Water to tame wind atop new skyscraper

Posted: April 15, 2007

It's a great big bathtub in the sky, but hold the soap.

A 300,000-gallon, double-chambered tank of water is going in near the top of the Comcast Center - a creative solution by engineers to keep Philadelphia's tallest building from swaying too much in the wind.

The massive, sealed concrete container, which workers will start installing within weeks, will be the biggest "liquid-column damping" system in North America - and likely the world.

The tank isn't needed for structural safety, just for comfort, said engineers at Motioneering, the Canadian firm that designed it. The system is tuned so that if the building moves back and forth a few inches in high winds, water will slosh in the opposite direction - putting a damper on any unsettling motion for people on the upper floors.

"This is almost like a large waterbed," said John Gattuso, senior vice president for the developer, Liberty Property Trust.

At least a dozen such tanks have been installed since they came into vogue in the 1990s, but other kinds of dampers have been used for several decades. As architects have designed their skyscrapers to be ever loftier and more slender, engineers have resorted to a variety of means to keep the willowy wonders in check.

Some - such as Taiwan's Taipei 101, the world's tallest building - use a giant pendulum. Others use huge chunks of steel attached to springs.

Another option is simply to make a structure stiffer, as the Eagles are doing with the ramp that swayed on several occasions as fans left Lincoln Financial Field.

But a damper is an elegant design solution for today's svelte skyscraper. The key is that the pendulum or water moves back and forth at the same "natural frequency" as the building it's in - but in the opposite direction.

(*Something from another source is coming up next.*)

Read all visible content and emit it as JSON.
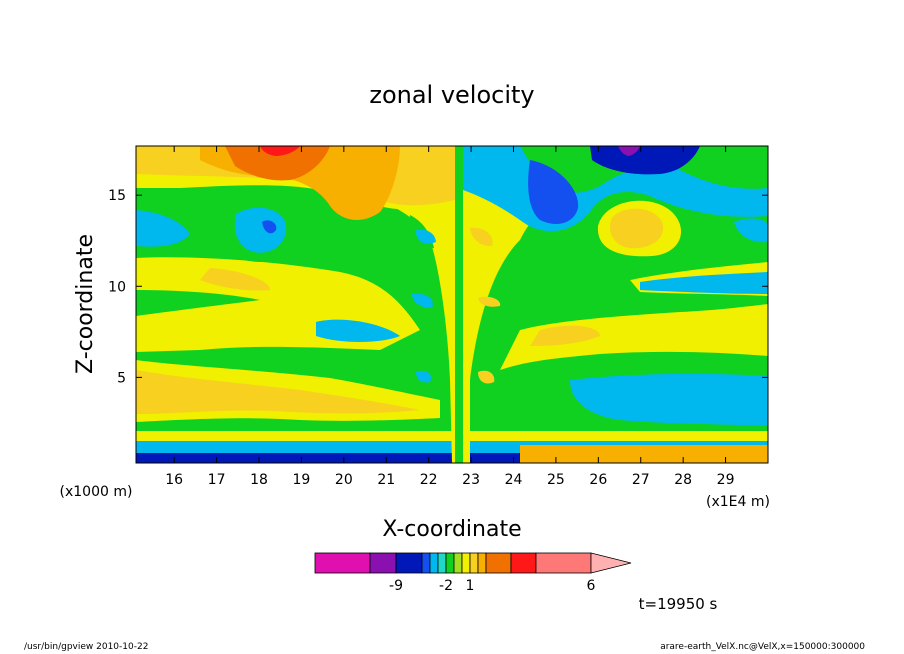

The Comcast Center, for example, is expected to oscillate once every seven seconds when deflected by the wind, Motioneering's Guy Ferguson said. The water will slosh in the opposite direction in the tank's twin U-shaped chambers.

The motion of the water, pendulum or other mass helps offset any wind-induced acceleration felt by people in the building.

In addition, energy from this motion is absorbed by some sort of attached device, such as a hydraulic cylinder, and dissipated as heat. Otherwise, the building would rock longer. A car's shock absorbers work on the same principle.

In water tanks like the Comcast Center's, the energy is dissipated by vertical steel vanes, or louvers, that impede the back-and-forth flow of water.

Engineers expect tall buildings to give a bit, and the Comcast Center will be no different. A 75-m.p.h. wind would move the top floors about 18 inches, said Anjana Kadakia, project manager for Thornton Thomasetti, the firm that did the structural engineering.

The damping system doesn't prevent this kind of deflection. Rather, it makes the motion subside more quickly. If you imagine the building's movement as a wavy line on a graph, the wave would flatten out sooner on a building with a damper.

In high winds, the tank should reduce by about one-third the acceleration that a person would feel on the upper floors, said Ferguson, project manager for the water tank.

Engineers around the world have begun to choose water for some damping projects in part because it is cheaper than steel, and because pumping water to the top of a building is easy. In areas prone to earthquakes, the water also can be used as a backup supply for sprinklers, said Leighton Cochran, president of the American Association for Wind Engineering. The Philadelphia tank will not serve that purpose, however.

The developer of another building with a water-tank damper, One Wall Centre in Vancouver, was somewhat skeptical of the idea - at first.

"I've been up there many times on a windy day, especially when we were getting it finished, to see if this thing actually works," said Bruno Wall, president of Wall Financial Corp.

Now his top-floor tenants say the building never sways enough to make a ripple in their morning cup of coffee.

"It makes a remarkable difference," Wall said.

The Wall building is about half the height of the 975-foot Comcast Center. Its tank contains 460 tons of water.

The Philadelphia tank will hold 1,300 tons, and has piqued the interest of the local engineering community. Kadakia spoke at the Union League on Thursday about the tank and other design features, addressing a dinner meeting of the Engineers' Club of Philadelphia and the local section of the American Society of Civil Engineers.

Because there's no sunlight in the sealed tank, algae won't be a problem.

Some tall buildings, such as Chicago's Sears Tower, have no dampers, said John Zils, structural engineer for that project. Older buildings tend to be thicker and stiffer and don't need them. And in New York the buildings shield one another from the wind, said Cochran, of the wind engineering association.

For buildings in earthquake zones, hydraulic dampers are sometimes used to offset vibrations. Water-tank dampers aren't ideal for that purpose, and are used merely to make people feel at ease.

And that's no small thing, said Cochran, a principal of CPP Inc. in Colorado.

"As one of my clients said to me once," he quipped, "people who can afford the top floor or penthouse also can afford a pretty good lawyer."